Sekizinci Cumhurbaşkanı Turgut Özal 17 Nisan 1993’te geçirdiği bir kalp krizi sonucu aramızdan ayrılmıştı. Ölümünün birinci yıldönümünde aklımda kaldığına göre ANAP (ANAvatan Partisi) Bakırköy teşkilatı, kurucularını anmak amacıyla bir panel toplantısı tertip etmişti. Panelistler onun farklı özelliklerini anlatacaktı. Eski patronu Sakıp Sabancı, Özal’ın girişimci kişiliğini, bakanlarından Mükerrem Taşçıoğlu siyasetçi yönünü, ben de onun ekonomi politikasını anlattım. Dördüncü panelistin adını unuttum. Kendisi Amerika’da mastır yapmış ve DPT’de çalışmış bir kişiydi. O da Özal’ın “Türkiye hayalini” (vizyonunu) anlatmıştı.

ÖZAL: EN PAHALI DÖVİZ, OLMAYAN DÖVİZDİR

Özal, Türkiye siyaset sahnesine Demirel’in “ekonomide en güvendiği adam” rolüyle, 1980 yılbaşında çıktı. 1993’te öldüğünde Cumhurbaşkanı idi. Demek ki; kısa aralar hariç 13 yıl ülke yönetiminin tepesinde bulundu. Özal işbaşına gelince “döviz kurunu, faizi, ithalat ve ihracatı” serbestleştirdi. Çünkü “Bunlar önce dalgalanır ama sonunda dengeye oturur” teorisine inanıyordu. Bu sayede “içe dönük” ekonomimiz, dönüşüm (transformasyon) geçirerek “dışa açıldı”. Ancak Türkiye’nin okumuşu, okumamışı, iktisatçıları, bankacıları, maliyecileri ve gazetecileri “Türkiye cari açıksız kalkınamaz” önermesinin abonesiydi. Bu, Özal zamanında da böyleydi, halen de böyle. Cari açık vermek, yurtdışından borçlanmak demektir. Yabancılardan sürekli borç istemek onur kırıcıdır. Üstelik kalıcı bir çare değildir. Dövizsizlikten ülke ekonomisinin felç geçirdiği Ecevit dönemi 1979 Kasım’ında sona erdi.

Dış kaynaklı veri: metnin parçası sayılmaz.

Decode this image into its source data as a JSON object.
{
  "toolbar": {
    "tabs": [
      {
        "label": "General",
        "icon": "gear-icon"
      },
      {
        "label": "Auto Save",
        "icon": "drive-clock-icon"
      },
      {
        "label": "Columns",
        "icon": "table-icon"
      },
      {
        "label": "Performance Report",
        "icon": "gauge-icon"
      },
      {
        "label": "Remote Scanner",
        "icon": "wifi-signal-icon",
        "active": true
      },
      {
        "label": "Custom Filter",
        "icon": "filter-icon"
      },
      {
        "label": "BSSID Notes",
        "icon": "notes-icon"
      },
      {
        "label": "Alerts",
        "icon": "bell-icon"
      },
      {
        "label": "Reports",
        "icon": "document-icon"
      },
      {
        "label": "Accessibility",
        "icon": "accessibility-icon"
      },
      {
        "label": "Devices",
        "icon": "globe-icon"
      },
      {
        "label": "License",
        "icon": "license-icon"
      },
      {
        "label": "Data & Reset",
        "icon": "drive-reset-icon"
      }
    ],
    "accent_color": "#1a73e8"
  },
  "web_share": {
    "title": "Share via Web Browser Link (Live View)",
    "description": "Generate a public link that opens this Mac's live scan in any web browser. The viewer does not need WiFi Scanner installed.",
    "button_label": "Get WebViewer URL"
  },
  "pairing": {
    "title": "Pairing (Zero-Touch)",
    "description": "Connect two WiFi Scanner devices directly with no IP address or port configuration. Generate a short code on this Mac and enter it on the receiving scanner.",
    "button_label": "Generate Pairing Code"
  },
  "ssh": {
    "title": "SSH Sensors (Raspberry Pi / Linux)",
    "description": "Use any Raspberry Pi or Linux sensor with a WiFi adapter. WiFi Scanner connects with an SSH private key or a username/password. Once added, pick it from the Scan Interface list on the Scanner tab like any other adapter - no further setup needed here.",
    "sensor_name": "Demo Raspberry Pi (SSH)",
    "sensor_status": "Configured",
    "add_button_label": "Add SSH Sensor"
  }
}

Ülkeyi dövizsizlikten kurtarması için göreve getirilen Özal 24 Ocak 1980 kararlarıyla bunu başardı. Aradan geçen 40 yılda TL çok değer kaybetti, ama ülke dövizsiz kalmadı. TL yine hızla değer kaybediyor. Ülkenin yönetimi ise astığı astık, kestiği kestik AKP’de. Ancak bu sefer dünyada salgın hastalıktan doğan küresel bir kriz var. Acaba bu krizden bir fırsat çıkar mı?

Turgut Özal, sürekli dış borç istemekten çok sıkılmıştı. Sebebin dış ticaret açığı olduğunu görünce aklına bir çare geldi: Dış ticaret açığını kapatabilsek dış borçlanma gerekmeyecekti. Yine böyle bir borç arama mevsimiydi. Bahar yağmurları yağıyordu. Güneş bir açıyor, bir kapıyordu.

“NO AID BUT TRADE”

Özal, yurtdışında iktisadi görüşmeler yapacaktı. Bu sefer muhataplarına “No aid but trade” yani “Para istemiyoruz, bize ne kadar ihracat yapmayı düşünüyorsanız, bizden o kadar ithalat yapın” diyecekti. Slogan güzeldi, ama işe yaramadı. Çünkü “enflasyonla mücadele için TL’yi değerli tutma” saplantımız vardı. Ucuz döviz yüzünden sanayicimiz yabancı rakipleriyle rekabet edemiyordu. Zaten her yurdum iktisatçısı “Türkiye cari açıksız kalkınamaz” diyordu. Üstelik el parasıyla hem sosyal devlet oluyor hem de sükseli yatırımlar yapıyorduk. Tek eksiğimiz dövizdi. Onu da petrol bularak halledecektik.

Son söz: Herkes memnun ki aklından, dönen yok yolundan.